I told myself the same things every woman in my position tells herself: I was different. But a braided knot in my stomach—one strand for Reed’s wife and each of the girls—tightened. I pressed my lips together and looked at Dr. Rosen, who prompted me to say more, so I described how I’d touched myself on the floor of my closet while Reed told me to imagine him inside me. He’d told me that he loved me, that he’d do anything for me. When I’d heard the cashier ask if he wanted paper or plastic, I tried to hang up, but he wanted me to stay on the line until he got into his car.

“Why the closet?” Max always with the relevant questions.

When the conversation with Reed had turned racy, I’d been standing in my closet looking for a sweater. Next thing I knew, I was on the floor, fingers between my legs, phone cradled to my ear, staring up at the hems of my pants and skirts.

Dr. Rosen spoke up. “Where better to hide sexuality than the closet? It’s an obvious choice.” Unable to meet his eyes, I stared at the outline of Dr. Rosen’s chin. He asked what I was feeling. There was only one answer: Shame. Shame. Shame. All the throbbing excitement turned to liquid shame, sloshing through my body.

“I’m a fucking cliché. I should be better than this. I’m moving backward.” A married recovering alcoholic with teenage children was a trapdoor in the space I’d previously labeled “the bottom.” There was no way Dr. Rosen could convince me that moving from single-but-not-in-love-with-me Alex to married Reed was progress in the right direction. Dr. Rosen insisted I was moving forward. “I want my own husband and my own children, not someone else’s! I want more than phone sex on my ballet flats.”

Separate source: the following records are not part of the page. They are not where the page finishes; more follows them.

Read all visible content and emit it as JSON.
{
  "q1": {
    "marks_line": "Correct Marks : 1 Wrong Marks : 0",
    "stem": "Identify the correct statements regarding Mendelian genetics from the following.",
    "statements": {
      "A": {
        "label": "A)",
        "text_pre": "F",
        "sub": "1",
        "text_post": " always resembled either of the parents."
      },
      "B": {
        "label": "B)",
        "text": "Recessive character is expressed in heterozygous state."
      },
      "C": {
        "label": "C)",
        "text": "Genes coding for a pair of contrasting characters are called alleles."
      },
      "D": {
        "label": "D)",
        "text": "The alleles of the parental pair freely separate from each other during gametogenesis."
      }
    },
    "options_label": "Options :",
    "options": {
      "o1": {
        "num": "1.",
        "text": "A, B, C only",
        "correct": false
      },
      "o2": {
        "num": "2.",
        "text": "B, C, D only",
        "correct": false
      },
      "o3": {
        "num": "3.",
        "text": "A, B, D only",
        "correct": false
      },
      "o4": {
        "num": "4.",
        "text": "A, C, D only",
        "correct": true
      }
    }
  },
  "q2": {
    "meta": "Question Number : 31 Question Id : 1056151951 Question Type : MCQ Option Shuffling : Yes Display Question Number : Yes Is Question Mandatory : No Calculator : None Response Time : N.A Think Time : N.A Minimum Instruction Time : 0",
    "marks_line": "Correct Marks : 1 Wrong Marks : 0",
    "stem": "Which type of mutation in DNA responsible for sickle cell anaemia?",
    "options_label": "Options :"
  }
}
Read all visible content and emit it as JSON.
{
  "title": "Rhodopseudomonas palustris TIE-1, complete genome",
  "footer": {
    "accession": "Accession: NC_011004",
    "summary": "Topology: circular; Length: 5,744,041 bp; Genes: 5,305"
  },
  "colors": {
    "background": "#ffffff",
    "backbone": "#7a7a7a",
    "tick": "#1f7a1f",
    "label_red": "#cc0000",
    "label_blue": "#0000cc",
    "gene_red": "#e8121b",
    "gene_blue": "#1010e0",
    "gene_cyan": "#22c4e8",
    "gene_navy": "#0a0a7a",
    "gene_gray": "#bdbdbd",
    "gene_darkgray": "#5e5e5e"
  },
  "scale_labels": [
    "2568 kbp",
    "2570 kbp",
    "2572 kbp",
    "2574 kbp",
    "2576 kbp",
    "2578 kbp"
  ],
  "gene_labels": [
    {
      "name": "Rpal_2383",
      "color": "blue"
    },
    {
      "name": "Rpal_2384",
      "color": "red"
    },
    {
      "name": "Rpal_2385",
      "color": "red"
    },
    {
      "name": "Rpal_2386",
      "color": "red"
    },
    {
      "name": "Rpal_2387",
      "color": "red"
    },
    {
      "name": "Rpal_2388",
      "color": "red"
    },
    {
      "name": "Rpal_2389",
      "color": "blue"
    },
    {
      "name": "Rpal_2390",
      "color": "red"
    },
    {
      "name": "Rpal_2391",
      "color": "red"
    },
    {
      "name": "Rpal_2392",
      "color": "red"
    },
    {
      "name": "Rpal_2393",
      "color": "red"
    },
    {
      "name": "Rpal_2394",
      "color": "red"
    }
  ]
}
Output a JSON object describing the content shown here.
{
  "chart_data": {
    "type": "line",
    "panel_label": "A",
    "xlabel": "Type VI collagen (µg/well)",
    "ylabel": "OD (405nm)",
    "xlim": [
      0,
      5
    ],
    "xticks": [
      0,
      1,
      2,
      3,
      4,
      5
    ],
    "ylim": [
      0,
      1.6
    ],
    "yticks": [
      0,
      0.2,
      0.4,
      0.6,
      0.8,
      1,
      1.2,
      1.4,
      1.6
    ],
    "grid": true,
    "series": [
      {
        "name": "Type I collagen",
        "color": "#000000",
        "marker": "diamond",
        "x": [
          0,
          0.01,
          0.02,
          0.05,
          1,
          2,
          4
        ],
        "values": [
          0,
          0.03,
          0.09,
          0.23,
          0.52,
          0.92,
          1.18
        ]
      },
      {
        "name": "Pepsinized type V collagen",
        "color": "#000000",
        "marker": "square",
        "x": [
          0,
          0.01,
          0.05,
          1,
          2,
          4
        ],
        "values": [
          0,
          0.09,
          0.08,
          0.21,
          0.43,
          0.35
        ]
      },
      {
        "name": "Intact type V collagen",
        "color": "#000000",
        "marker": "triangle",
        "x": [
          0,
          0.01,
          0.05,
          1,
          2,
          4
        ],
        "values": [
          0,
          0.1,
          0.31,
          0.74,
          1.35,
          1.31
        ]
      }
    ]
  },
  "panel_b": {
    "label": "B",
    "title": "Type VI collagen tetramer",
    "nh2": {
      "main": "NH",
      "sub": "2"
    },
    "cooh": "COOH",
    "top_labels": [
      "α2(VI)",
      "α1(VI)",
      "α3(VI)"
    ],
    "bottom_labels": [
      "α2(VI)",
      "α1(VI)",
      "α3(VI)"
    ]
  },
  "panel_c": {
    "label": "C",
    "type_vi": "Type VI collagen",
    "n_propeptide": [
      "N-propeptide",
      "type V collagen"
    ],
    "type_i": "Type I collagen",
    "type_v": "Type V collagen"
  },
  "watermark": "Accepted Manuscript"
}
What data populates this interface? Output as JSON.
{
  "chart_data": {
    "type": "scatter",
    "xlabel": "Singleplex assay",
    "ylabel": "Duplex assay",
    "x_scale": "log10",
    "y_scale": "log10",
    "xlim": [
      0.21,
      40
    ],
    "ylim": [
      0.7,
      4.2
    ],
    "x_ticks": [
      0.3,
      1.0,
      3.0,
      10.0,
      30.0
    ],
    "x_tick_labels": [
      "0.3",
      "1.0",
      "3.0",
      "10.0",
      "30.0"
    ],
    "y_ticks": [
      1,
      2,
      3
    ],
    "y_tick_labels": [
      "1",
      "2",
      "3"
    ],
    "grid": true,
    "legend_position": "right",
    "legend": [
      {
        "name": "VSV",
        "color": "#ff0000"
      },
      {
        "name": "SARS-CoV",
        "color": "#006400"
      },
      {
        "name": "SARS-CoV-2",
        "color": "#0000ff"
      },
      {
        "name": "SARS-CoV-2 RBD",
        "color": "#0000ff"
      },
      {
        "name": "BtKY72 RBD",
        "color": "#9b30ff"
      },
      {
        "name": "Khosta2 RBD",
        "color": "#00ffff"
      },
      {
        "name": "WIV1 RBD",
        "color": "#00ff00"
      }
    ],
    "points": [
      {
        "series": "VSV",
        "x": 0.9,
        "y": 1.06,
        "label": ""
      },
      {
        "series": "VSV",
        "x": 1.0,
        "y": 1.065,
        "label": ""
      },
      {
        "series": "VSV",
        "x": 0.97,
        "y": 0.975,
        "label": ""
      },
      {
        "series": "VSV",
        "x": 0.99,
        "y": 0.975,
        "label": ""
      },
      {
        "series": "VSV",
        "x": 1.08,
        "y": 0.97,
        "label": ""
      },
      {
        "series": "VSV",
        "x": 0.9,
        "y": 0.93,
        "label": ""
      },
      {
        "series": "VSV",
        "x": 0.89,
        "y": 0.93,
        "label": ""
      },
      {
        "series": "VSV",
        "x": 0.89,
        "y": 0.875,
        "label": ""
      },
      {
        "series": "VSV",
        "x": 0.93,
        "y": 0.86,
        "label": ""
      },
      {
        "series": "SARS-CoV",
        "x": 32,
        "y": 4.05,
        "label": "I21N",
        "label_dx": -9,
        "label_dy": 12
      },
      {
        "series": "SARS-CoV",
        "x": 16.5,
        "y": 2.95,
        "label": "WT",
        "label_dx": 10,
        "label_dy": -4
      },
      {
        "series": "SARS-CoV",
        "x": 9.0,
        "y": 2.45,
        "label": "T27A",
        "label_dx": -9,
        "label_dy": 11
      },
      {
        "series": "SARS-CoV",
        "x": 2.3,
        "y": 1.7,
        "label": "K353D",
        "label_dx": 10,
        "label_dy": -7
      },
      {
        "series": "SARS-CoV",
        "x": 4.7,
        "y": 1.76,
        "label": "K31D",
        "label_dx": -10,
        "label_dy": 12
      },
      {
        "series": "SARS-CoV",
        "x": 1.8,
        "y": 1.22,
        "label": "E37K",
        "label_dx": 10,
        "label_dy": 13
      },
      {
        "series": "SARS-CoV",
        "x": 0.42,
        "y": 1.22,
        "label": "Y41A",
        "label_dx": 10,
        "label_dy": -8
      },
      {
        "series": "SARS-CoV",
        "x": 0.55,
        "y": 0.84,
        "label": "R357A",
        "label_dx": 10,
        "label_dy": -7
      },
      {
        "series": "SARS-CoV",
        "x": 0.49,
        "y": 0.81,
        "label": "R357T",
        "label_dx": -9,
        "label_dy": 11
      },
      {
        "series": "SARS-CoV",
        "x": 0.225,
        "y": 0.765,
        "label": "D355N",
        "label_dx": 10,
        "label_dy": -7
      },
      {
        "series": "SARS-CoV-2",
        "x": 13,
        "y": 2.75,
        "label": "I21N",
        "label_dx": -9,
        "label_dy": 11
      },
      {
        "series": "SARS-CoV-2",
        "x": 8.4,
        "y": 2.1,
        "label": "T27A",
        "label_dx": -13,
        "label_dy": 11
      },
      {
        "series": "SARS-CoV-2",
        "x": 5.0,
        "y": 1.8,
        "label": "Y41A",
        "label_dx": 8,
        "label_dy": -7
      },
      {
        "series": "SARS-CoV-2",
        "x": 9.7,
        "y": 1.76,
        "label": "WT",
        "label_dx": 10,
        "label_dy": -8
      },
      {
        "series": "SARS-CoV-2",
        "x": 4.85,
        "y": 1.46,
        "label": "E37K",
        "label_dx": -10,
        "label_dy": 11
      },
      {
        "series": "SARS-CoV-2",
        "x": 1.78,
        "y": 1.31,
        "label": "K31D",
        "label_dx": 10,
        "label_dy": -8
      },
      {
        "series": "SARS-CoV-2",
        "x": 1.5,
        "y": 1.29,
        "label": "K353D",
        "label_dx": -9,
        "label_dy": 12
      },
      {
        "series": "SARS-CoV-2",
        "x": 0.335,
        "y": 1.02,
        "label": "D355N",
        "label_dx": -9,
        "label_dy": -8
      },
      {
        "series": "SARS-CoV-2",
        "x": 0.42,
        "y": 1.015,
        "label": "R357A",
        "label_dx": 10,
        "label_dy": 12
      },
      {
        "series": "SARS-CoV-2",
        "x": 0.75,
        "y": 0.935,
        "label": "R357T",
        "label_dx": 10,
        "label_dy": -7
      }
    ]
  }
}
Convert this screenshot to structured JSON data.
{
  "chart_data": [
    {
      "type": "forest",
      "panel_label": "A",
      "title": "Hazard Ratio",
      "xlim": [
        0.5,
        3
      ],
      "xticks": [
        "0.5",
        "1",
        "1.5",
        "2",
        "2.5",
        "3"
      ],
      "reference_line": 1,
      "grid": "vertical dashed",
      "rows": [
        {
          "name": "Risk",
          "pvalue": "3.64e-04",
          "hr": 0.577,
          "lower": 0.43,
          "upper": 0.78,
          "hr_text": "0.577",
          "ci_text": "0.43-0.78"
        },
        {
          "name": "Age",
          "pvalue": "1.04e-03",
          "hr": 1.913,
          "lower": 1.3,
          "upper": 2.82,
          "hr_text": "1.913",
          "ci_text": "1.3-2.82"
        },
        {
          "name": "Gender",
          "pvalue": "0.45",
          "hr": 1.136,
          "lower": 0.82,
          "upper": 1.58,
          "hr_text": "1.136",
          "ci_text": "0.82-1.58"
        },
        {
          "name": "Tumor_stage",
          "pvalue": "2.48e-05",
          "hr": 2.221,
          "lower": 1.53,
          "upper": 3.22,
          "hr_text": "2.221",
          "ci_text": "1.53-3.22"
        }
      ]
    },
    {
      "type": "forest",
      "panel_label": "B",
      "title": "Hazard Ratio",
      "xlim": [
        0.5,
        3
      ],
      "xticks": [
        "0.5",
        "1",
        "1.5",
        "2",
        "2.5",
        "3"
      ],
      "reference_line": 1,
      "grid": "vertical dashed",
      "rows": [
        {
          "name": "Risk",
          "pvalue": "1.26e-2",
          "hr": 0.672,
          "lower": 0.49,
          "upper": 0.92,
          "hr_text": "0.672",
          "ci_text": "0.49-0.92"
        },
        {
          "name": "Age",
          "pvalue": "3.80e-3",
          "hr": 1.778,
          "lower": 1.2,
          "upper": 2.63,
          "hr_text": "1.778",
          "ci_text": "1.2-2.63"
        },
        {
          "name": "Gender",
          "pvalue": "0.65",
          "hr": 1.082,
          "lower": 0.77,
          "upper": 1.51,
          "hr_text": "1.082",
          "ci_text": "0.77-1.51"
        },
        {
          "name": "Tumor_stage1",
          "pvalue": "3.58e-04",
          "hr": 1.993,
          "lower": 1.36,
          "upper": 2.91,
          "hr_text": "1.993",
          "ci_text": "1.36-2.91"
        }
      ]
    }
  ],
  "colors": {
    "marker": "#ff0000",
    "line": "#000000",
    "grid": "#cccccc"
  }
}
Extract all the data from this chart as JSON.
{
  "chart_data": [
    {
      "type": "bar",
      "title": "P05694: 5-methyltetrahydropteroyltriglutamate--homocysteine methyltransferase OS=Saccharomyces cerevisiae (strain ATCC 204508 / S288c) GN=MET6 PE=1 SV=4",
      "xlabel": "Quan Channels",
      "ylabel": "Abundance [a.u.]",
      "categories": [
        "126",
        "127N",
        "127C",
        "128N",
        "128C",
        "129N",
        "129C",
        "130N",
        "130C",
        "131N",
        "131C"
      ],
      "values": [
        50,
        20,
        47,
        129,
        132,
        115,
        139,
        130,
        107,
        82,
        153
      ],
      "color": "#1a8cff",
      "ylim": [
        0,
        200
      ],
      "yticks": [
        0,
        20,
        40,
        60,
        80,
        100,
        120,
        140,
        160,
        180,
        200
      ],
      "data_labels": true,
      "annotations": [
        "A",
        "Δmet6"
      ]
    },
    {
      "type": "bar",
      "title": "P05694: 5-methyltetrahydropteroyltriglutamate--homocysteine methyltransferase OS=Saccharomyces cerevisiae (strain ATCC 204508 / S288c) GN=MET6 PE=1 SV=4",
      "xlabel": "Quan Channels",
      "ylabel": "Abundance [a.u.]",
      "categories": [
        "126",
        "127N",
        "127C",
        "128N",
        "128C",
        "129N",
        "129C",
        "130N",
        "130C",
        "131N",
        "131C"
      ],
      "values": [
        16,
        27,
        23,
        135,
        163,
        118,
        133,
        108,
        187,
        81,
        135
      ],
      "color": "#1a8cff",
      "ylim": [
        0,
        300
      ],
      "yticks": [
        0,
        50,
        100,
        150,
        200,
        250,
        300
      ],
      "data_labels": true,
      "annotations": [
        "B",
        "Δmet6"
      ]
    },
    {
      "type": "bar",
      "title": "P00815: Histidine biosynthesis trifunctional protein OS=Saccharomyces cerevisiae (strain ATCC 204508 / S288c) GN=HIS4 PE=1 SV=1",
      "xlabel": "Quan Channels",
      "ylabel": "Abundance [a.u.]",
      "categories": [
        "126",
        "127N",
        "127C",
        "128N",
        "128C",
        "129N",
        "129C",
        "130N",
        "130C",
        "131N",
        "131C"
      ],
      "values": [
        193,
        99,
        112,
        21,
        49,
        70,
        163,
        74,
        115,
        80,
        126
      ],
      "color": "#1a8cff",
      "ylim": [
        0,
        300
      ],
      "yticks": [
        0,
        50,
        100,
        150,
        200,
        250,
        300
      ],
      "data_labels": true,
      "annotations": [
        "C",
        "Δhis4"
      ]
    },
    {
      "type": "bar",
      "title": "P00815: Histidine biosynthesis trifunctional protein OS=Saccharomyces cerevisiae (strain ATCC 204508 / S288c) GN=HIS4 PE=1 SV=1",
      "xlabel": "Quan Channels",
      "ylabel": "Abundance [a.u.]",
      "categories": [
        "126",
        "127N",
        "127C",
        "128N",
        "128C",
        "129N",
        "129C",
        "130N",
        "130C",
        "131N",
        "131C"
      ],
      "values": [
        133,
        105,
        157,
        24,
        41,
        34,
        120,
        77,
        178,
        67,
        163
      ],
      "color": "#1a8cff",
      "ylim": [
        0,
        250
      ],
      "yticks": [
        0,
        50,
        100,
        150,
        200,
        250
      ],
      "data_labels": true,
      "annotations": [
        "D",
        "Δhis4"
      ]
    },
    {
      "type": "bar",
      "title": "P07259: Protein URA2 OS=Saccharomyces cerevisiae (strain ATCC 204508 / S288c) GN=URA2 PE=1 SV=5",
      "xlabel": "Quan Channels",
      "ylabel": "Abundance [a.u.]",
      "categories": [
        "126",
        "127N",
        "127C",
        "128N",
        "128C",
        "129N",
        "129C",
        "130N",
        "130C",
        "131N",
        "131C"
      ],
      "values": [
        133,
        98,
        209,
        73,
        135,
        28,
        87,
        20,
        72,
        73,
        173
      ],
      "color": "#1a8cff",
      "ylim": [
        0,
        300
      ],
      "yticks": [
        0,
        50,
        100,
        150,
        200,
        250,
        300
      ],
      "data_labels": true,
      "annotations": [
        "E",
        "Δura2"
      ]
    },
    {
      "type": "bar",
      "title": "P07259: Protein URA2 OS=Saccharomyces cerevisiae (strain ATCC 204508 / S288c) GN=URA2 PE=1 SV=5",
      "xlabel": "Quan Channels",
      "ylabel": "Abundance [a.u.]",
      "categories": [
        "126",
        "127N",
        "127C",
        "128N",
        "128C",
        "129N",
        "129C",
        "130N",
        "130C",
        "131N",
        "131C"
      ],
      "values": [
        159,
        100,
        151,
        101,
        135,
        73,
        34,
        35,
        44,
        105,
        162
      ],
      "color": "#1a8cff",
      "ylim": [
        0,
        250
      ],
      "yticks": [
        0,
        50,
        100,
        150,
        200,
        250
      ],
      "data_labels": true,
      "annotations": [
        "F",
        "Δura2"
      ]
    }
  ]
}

“What if this is exactly what you need to do to get where you want to go?”

“You can’t mean that.”

“When was the last time you let yourself be adored by a man who wanted to fuck you?”

“The Intern—”

Dr. Rosen shook his head.

“You should be warning me, raising a red fucking flag right under my nose.” It would never happen. Dr. Rosen was die-hard about letting us find our way without judging us. If I, as a so-called sexual anorexic, needed to have an affair with a married man to finally hit bottom with unavailable men, then so be it. To me, Reed was a category-six hurricane about to make landfall, and I wanted Dr. Rosen to pick me up and carry me to higher ground. But that wasn’t what Dr. Rosen did. He was a witness, not the National Guard.

Patrice balked at Dr. Rosen’s laissez-faire approach. “Maybe you shouldn’t talk to him outside of group, Christie.”

I nodded, knowing I should heed her advice, but positive I would stay the course, following the immortal words of Martin Luther: Be a sinner and sin boldly—though Luther wasn’t referring to getting off in the closet to the murmurs of a married group mate.